Free radical-mediated lipid peroxidation induced by T-2 toxin in yeast ( Kluyveromyces marxianus)

Abstract

Lipid peroxidation may be one of the main manifestations of cellular damage in the toxicity of several mycotoxins. A species of yeast, Kluyveromyces marxianus, was used in this study to determine the oxidative damage induced by T-2 toxin (T-2). Malondialdehyde (MDA), produced from the decomposition of lipid peroxides, was monitored using the thiobarbituric acid reaction. The yeast showed a high sensitivity to T-2 because the addition of 25 ng T-2/mL medium greatly reduced the multiplication rate of yeast. In addition, the MDA content increased when the concentration of T-2 was increased in the growth medium.

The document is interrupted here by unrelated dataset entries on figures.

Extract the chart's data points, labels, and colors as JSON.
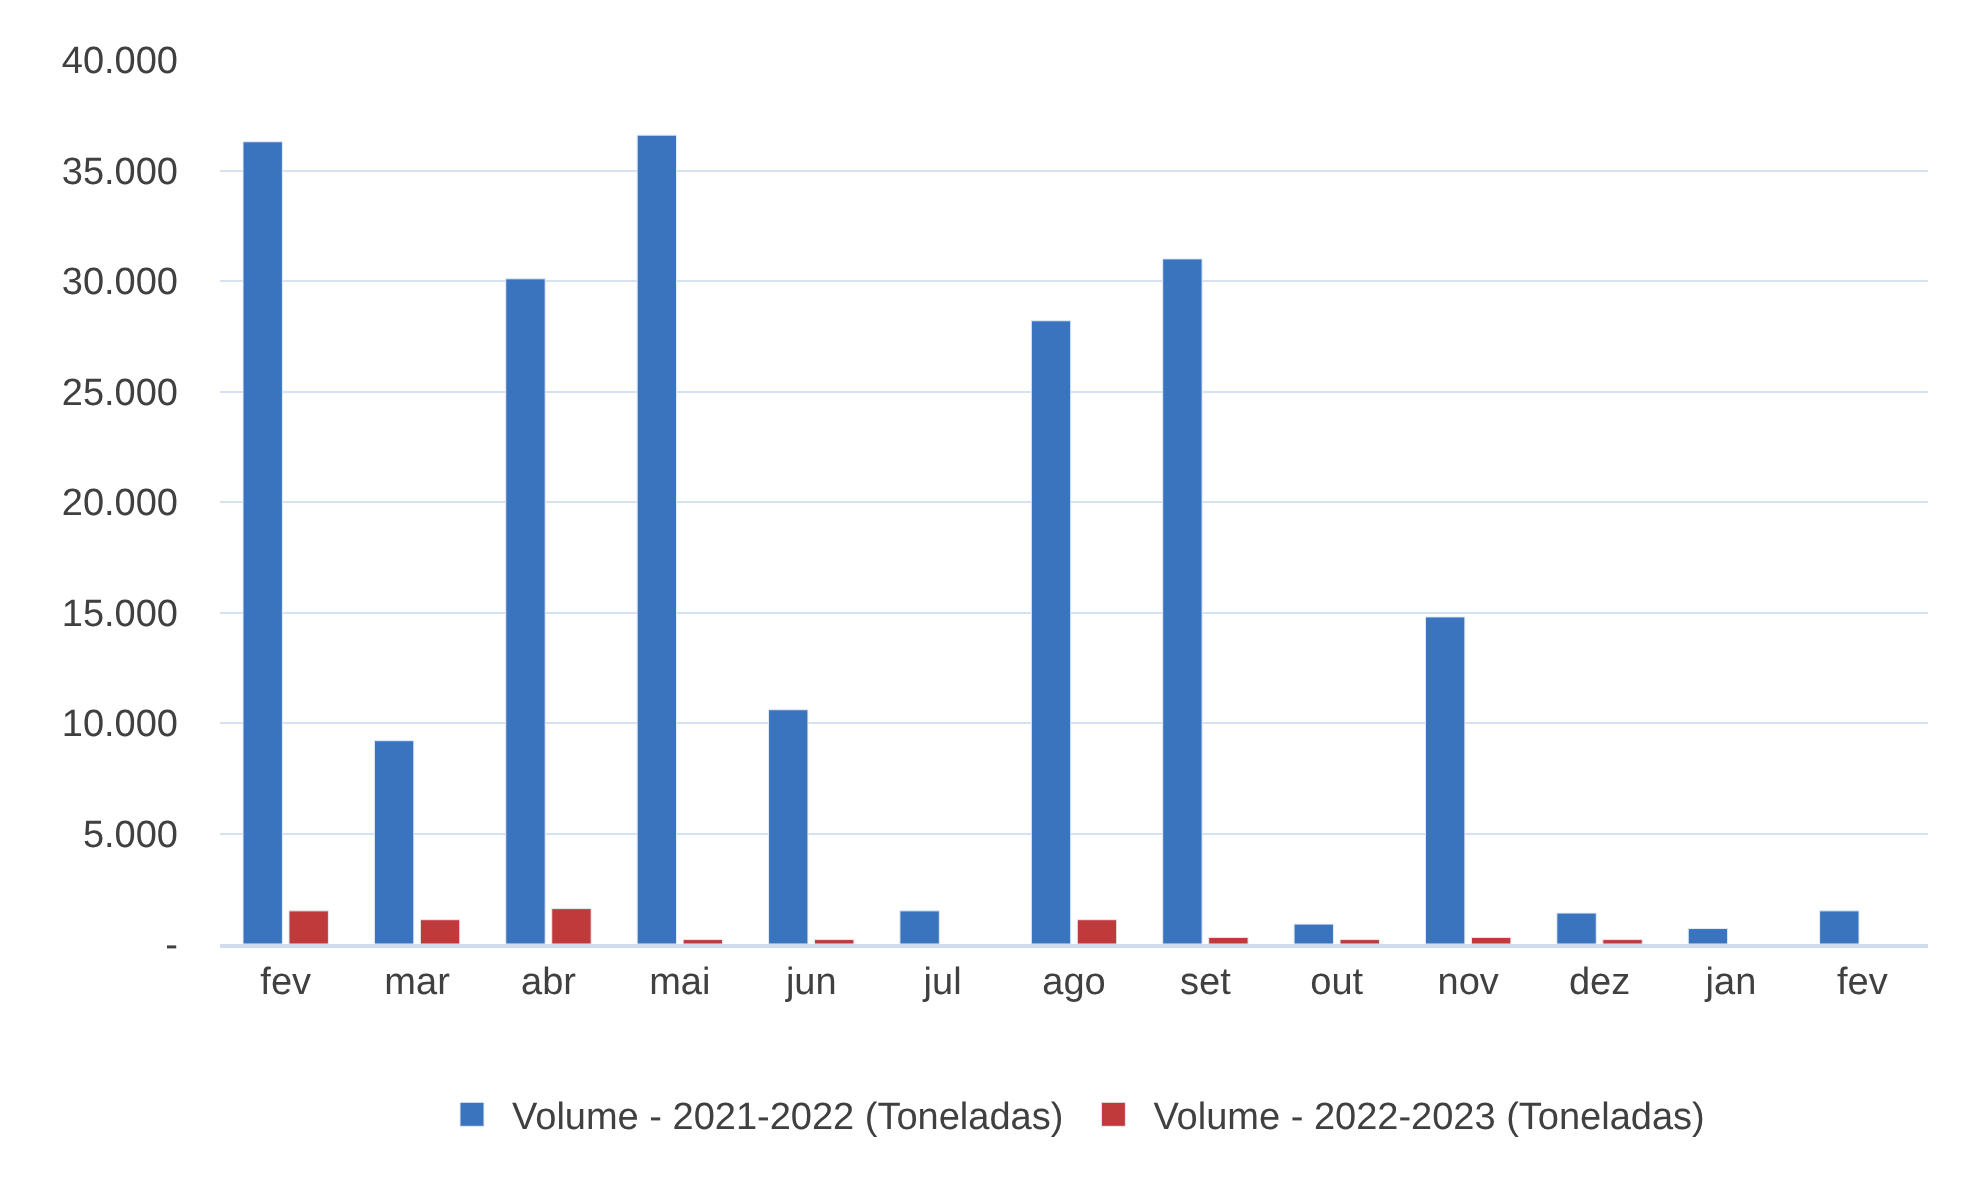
{
  "chart_data": {
    "type": "bar",
    "categories": [
      "fev",
      "mar",
      "abr",
      "mai",
      "jun",
      "jul",
      "ago",
      "set",
      "out",
      "nov",
      "dez",
      "jan",
      "fev"
    ],
    "series": [
      {
        "name": "Volume - 2021-2022 (Toneladas)",
        "color": "#3a74bf",
        "values": [
          36300,
          9200,
          30100,
          36600,
          10600,
          1500,
          28200,
          31000,
          900,
          14800,
          1400,
          700,
          1500
        ]
      },
      {
        "name": "Volume - 2022-2023 (Toneladas)",
        "color": "#c0393b",
        "values": [
          1500,
          1100,
          1600,
          200,
          200,
          null,
          1100,
          300,
          200,
          300,
          200,
          null,
          null
        ]
      }
    ],
    "ylim": [
      0,
      40000
    ],
    "yticks": [
      {
        "value": 0,
        "label": "-"
      },
      {
        "value": 5000,
        "label": "5.000"
      },
      {
        "value": 10000,
        "label": "10.000"
      },
      {
        "value": 15000,
        "label": "15.000"
      },
      {
        "value": 20000,
        "label": "20.000"
      },
      {
        "value": 25000,
        "label": "25.000"
      },
      {
        "value": 30000,
        "label": "30.000"
      },
      {
        "value": 35000,
        "label": "35.000"
      },
      {
        "value": 40000,
        "label": "40.000"
      }
    ],
    "grid": "y",
    "legend": "bottom"
  }
}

Preincubation of the yeast with linoleic and linolenic acids in the medium enhanced the effects of T-2. The addition of the antioxidant dl-α-tocopherol acetate completely quenched the effects of T-2 whereas ascorbic acid and reduced glutathione (GSH) acted as prooxidants in this system. Electron paramagnetic resonance (EPR) spin trapping technique using lipid soluble N- tert-butyl-α-phenylnitrone (PBN) or more water soluble α-(4-pyridyl-1-oxide)-N- tert-butylnitrone (4-POBN) as free radical spin traps showed that free radical production was promoted by T-2. Vitamin E effectively quenched the EPR signals of the spin adducts. The observed spin adduct hyperfine splitting constants were consistent with those of α-hydroxyethyl radicals. The spin trapping data strongly suggest that initially generated hydroxyl radicals react with ethanol that is present in the samples, and the α-hydroxyethyl radicals formed in this process are then trapped. These data demonstrate that T-2 stimulates lipid peroxidation in a biological system due to an increased generation of hydroxyl radicals.